Now we can extend our check call like this (the number of columns corresponds to the expected depth of the tree):

(check-for-gaps! cols (check-for-overlaps! c conds))

Executing the example we should now get:

Error: during expansion of (decide ...) - gap: (#t #f)

Excellent, this is already somewhat usable. But I don't really like the code anymore, the check procedures stick out with them being all side-effecty. Also, we traverse the whole expression quite often now that we first turn it into a tree, then check for gaps and finally transform the table into the cond. There must be a way to simplify that. How about expanding into something more tree-like so that we can construct the macro expansion at the same time as we check the tree for gaps? Nested if you say? Good idea! How about this:

(define-for-syntax (table->tree cmp depth rows)
  (fold (lambda (row tree)
          (let loop ((tree tree) (r row) (d depth))
            (cond ((zero? d) r)
                  ((cmp '_ (car r))
                   (loop (loop tree (cons #t (cdr r)) d)
                         (cons #f (cdr r))
                         d))
                  ((alist-ref (car r) tree) =>
                   (lambda (node)
                     (if (= d 1)
                         (error 'decide 
                                "overlapping row"
                                (strip-syntax row))
                         (alist-update! (car r)
                                        (loop node
                                              (cdr r) 
                                              (- d 1))
                                        tree))))
                  (else (alist-cons (car r) 
                                    (loop '() (cdr r) (- d 1))
                                    tree)))))
        '()
        rows))

(define-syntax decide
  (ir-macro-transformer
   (lambda (x i c)
     (let* ((exprs (second x))
            (cols (length exprs))
            (rows (cddr x))
            (vars (list-tabulate 
                   cols
                   (lambda (i) 
                     (string->symbol (format "e~A" i))))))

       `(let ,(zip vars exprs)
          ,(let loop ((tree (table->tree c cols rows))
                      (vars vars)
                      (branch '()))
             (cond ((not tree)
                    (error 'decide "gap" branch))
                   ((null? vars)
                    `(begin . ,tree))
                   (else 
                    `(if ,(car vars)
                         . ,(map (lambda (b)
                                   (loop (alist-ref b tree)
                                         (cdr vars)
                                         (cons b branch)))
                                 '(#t #f)))))))))))

This is arguably more elegant. The former check-for-overlaps! is now called table->tree, emphasizing the transformation and relegating the overlap check to being a mere exceptional case. Also, it simplifies the gap check code a bit.

Decide For Yourself

Phew, that was quite a ride. I bet there are a number of things that could be improved or added. How about an optional else clause that fills all gaps? Feel free to hack it as you please, the code can be forked at gitorious.

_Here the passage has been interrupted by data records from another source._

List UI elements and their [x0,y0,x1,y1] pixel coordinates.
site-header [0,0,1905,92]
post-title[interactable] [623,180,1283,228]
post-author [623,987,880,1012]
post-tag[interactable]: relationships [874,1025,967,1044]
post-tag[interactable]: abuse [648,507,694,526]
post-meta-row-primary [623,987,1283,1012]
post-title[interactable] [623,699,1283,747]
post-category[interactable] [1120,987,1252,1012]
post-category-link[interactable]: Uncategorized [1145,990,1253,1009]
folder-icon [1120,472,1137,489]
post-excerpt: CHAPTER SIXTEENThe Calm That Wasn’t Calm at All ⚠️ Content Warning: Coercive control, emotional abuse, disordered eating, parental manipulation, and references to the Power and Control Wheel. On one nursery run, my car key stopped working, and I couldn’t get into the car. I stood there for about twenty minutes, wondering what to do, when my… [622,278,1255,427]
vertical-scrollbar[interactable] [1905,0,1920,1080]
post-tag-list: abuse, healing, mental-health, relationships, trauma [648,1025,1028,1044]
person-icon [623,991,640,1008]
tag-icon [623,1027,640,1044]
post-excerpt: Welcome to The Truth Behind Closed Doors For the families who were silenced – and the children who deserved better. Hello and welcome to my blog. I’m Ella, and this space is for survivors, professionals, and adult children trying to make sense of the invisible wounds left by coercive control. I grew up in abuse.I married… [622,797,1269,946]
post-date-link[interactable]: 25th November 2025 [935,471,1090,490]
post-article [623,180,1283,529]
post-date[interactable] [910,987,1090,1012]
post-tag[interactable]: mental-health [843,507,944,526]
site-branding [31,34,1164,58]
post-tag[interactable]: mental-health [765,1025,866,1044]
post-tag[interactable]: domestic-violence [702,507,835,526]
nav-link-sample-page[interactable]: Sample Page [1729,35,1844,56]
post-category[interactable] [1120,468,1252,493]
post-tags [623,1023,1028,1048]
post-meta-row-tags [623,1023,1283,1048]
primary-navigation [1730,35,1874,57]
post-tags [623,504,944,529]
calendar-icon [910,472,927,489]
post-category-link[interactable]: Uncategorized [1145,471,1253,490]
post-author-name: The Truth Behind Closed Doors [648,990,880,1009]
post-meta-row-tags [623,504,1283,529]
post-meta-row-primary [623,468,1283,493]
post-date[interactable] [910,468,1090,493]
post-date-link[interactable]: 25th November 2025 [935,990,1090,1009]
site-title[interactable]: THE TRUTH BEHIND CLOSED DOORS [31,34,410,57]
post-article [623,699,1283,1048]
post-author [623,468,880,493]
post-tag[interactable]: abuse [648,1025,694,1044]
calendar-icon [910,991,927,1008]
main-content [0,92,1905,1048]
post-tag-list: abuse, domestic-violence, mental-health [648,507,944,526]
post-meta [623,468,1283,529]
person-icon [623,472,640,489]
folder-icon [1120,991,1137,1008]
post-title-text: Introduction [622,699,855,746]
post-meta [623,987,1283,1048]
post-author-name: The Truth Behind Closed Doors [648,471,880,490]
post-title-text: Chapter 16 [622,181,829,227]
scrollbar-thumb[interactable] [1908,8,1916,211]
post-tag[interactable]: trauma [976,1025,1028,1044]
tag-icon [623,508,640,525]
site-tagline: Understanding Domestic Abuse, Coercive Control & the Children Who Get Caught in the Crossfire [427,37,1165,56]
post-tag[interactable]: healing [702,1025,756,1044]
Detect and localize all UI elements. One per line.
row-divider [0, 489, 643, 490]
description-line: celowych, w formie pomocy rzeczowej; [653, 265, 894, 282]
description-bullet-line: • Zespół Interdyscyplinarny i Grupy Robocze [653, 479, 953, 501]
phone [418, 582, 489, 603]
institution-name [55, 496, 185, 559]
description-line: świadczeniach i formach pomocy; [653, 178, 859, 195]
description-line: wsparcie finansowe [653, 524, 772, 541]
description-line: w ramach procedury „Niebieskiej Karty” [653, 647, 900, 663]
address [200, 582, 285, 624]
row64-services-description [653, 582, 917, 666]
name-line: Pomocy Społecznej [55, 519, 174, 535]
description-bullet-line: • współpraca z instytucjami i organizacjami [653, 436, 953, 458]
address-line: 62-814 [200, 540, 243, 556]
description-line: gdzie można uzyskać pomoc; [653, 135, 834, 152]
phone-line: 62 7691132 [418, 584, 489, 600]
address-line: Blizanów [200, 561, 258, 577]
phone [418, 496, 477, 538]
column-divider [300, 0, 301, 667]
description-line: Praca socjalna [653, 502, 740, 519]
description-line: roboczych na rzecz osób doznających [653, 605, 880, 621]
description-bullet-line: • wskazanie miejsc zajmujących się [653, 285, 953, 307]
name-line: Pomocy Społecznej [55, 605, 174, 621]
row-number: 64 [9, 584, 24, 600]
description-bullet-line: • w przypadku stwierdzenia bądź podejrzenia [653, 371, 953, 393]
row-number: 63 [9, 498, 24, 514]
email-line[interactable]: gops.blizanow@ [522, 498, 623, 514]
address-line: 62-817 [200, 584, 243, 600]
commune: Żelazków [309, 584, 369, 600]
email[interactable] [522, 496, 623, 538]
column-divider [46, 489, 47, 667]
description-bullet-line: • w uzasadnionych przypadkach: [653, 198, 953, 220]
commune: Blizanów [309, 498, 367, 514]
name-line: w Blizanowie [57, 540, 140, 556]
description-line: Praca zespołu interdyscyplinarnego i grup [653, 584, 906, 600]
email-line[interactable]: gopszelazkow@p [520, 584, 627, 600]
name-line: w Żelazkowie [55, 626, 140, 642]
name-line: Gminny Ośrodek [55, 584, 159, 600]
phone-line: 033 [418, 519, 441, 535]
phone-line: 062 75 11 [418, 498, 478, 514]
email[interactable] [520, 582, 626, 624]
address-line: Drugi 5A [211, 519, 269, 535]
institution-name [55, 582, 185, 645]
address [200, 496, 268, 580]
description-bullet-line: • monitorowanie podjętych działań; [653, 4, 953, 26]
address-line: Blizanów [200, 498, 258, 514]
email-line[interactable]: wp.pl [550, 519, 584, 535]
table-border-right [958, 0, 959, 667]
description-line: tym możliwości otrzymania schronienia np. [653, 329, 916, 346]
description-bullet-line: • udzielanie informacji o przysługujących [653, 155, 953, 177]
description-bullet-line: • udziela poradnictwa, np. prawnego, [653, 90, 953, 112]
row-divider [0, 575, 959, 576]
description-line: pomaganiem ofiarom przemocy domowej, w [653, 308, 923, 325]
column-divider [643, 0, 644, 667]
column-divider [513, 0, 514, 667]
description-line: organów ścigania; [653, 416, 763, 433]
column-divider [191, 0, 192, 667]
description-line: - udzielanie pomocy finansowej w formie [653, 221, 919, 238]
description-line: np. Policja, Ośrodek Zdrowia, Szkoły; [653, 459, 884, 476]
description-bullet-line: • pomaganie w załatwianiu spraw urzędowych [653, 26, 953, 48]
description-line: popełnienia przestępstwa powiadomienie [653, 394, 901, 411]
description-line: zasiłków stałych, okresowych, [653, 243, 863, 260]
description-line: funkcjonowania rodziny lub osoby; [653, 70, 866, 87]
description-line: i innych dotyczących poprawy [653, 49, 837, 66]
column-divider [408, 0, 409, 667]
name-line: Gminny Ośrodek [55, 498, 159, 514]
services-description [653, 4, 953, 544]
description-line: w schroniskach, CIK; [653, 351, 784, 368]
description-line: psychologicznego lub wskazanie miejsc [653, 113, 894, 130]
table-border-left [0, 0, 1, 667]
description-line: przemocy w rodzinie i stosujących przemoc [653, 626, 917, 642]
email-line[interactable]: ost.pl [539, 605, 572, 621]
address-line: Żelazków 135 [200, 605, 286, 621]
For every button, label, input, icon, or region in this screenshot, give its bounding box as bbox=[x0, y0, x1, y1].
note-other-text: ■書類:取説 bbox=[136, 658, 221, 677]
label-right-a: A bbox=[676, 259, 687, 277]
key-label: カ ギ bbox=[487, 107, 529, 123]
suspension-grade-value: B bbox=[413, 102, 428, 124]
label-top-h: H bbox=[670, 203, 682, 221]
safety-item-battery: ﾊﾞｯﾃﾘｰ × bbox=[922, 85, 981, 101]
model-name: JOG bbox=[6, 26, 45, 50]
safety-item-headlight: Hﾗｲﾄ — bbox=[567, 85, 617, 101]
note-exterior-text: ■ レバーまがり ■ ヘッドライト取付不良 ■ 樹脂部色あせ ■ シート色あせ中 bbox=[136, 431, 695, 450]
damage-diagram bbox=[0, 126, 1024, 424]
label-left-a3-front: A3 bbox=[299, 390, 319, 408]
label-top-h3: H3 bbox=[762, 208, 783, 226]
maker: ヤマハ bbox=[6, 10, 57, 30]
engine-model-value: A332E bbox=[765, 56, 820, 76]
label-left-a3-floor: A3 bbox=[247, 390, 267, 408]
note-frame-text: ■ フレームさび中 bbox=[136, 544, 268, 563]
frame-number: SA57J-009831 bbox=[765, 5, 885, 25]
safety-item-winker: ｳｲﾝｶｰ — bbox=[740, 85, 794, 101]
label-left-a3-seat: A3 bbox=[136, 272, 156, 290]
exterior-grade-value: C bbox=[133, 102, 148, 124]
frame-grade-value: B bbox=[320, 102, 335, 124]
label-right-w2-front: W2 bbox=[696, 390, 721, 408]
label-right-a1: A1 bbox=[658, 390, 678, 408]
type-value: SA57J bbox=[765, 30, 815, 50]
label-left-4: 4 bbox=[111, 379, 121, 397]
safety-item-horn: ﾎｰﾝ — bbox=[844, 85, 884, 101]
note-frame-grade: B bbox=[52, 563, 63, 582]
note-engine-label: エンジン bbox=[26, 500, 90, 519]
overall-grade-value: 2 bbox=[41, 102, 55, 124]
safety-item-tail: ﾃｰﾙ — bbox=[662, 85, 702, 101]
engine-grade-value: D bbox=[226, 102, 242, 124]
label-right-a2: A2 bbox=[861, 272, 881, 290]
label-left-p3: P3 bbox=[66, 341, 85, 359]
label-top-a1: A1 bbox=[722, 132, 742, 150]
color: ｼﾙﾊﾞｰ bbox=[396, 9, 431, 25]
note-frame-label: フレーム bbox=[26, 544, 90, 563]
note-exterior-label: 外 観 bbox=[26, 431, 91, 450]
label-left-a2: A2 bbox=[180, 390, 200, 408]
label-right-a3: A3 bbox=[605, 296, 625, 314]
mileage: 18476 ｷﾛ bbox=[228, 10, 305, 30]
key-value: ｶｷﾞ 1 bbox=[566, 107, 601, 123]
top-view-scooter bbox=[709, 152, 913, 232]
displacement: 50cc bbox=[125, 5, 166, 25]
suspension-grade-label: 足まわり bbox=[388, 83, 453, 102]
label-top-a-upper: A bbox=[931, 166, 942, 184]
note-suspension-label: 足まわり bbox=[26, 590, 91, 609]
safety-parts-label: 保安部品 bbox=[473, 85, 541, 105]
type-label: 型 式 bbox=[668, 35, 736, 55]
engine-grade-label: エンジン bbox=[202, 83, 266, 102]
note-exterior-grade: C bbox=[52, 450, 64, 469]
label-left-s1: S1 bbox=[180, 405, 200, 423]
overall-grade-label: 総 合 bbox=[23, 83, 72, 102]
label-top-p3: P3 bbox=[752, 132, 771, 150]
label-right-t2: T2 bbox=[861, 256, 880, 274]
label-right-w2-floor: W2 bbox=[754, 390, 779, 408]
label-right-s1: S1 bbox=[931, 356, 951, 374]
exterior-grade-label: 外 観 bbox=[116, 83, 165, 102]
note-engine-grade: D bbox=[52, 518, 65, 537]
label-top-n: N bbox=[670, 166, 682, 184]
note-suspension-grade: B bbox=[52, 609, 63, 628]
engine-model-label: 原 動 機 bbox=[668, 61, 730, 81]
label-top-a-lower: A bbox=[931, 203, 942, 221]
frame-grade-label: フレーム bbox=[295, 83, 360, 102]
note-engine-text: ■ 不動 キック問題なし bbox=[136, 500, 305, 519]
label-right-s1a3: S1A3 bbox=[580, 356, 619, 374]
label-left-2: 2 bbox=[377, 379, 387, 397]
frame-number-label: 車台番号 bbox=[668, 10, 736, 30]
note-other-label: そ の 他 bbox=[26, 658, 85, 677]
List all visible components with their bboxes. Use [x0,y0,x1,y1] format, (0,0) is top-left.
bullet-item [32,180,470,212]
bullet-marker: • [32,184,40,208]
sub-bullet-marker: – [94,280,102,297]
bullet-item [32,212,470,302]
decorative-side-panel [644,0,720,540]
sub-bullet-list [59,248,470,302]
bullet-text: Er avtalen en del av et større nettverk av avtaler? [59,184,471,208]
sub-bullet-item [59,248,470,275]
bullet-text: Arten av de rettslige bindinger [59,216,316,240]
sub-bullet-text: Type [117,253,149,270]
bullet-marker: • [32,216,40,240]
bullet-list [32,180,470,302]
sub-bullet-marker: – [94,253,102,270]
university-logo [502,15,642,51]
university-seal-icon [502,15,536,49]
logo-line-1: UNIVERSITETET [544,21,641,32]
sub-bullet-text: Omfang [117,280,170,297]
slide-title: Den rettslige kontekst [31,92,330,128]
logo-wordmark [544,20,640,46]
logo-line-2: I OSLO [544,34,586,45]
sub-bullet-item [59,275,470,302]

I hope you enjoyed this trip to the earlier days of the computing age and the evolution of the decide macro!


1
I recently learned that in VB.NET the short-circuiting version of And is actually called AndAlso.
2
Unfortunately I was unable to find any code examples of those old languages. If you have some or even are proficient in some language of that era, drop me a line!
3
I think Edwards' appeal for the programming world to move into the second dimension makes a lot of sense. However, it just isn't in me, I will probably remain a textual person, manipulating characters of strings--although I'd argue that with paredit it's actually a lot more than that.